Tenaga Honorer Bukan Beban Negara



Oleh : Nurul Ummu Nada
Member Akademi Menulis Kreatif

Tidak sedikit kebijakan pemerintah yang tak berpihak kepada rakyat. Kebijakan yang selalu membuat rakyat semakin lemah bahkan jatuh dalam keterpurukan. Utamanya di bidang ekonomi, dalam hal ini menyangkut pemenuhan kebutuhan hidup terutama kebutuhan primer. Baru-baru ini pemerintah mengeluarkan kebijakan untuk para tenaga honorer. Pemerintah akan menghapus tenaga honorer yang keberadaannya dianggap sebagai beban negara.

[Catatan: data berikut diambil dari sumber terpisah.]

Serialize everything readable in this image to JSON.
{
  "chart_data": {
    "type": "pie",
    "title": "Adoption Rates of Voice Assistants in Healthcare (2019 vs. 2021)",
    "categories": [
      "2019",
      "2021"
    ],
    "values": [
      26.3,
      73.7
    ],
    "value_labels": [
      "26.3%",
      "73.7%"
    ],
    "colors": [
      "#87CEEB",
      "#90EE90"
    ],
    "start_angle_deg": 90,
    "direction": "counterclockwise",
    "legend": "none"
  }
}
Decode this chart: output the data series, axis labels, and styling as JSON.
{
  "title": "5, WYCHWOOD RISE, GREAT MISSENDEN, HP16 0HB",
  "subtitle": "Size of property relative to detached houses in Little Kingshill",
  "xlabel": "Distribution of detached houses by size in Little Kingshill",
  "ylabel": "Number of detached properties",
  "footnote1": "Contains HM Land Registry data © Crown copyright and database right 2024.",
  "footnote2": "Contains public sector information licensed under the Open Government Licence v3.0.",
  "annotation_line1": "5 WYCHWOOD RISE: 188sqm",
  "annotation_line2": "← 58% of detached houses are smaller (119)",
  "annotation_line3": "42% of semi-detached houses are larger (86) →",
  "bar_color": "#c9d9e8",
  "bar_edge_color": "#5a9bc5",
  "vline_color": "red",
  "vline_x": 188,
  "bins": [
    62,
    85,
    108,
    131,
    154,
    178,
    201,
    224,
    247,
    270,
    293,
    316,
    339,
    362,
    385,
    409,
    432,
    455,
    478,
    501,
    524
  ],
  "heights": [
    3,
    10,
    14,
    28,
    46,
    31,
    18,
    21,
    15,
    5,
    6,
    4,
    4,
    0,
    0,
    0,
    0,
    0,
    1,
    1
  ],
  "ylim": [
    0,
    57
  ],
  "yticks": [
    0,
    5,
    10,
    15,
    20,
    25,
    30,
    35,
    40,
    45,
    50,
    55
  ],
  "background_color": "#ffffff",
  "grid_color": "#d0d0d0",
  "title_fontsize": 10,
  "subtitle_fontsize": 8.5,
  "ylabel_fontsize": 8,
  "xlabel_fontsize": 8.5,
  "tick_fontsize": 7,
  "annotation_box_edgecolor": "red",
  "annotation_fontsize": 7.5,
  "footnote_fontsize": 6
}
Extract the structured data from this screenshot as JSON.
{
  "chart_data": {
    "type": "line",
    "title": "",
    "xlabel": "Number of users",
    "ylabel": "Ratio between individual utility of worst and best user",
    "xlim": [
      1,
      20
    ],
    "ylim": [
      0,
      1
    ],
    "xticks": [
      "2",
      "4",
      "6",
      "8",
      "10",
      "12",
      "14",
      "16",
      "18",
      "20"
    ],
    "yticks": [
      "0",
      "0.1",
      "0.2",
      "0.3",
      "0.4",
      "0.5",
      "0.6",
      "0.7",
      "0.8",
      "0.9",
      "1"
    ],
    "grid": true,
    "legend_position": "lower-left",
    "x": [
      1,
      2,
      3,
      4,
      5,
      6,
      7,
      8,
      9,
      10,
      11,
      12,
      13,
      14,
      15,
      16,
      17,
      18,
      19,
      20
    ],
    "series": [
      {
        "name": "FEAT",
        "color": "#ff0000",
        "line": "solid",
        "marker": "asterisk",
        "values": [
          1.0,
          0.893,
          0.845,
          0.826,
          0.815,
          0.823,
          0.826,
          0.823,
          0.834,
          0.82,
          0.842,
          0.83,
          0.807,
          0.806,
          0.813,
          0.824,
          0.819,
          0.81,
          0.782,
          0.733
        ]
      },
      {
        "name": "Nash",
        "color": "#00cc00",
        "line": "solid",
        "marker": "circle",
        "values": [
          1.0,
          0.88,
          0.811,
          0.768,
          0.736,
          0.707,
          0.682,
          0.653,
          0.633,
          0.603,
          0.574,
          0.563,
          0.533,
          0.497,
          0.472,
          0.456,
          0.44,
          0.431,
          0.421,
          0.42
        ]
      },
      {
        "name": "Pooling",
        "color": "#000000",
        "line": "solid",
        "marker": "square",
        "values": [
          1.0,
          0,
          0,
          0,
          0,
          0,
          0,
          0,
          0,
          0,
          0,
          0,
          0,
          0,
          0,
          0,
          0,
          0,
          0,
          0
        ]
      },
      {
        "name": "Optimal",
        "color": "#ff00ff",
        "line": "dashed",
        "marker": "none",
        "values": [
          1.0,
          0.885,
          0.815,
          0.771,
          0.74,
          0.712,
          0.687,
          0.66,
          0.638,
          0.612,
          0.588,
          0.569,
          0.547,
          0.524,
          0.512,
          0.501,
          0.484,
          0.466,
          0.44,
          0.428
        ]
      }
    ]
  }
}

Dilansir dari Liputan6.com Jakarta, (29/01/2020), penghapusan tenaga honorer telah disepakati oleh Kementerian Pendayagunaan Aparatur Negara dan Reformasi Birokrasi (PANRB) dan Komisi II DPR RI. Penghapusan diperlukan untuk mendapatkan sumber daya manusia atau SDM berkeahlian.

Pada kurun waktu tahun 2005 hingga tahun 2014, pemerintah telah mengangkat tenaga honorer dalam jumlah yang tidak sedikit yaitu 1.070.092 orang. Sehingga, jumlah keseluruhan dinilai tidak imbang.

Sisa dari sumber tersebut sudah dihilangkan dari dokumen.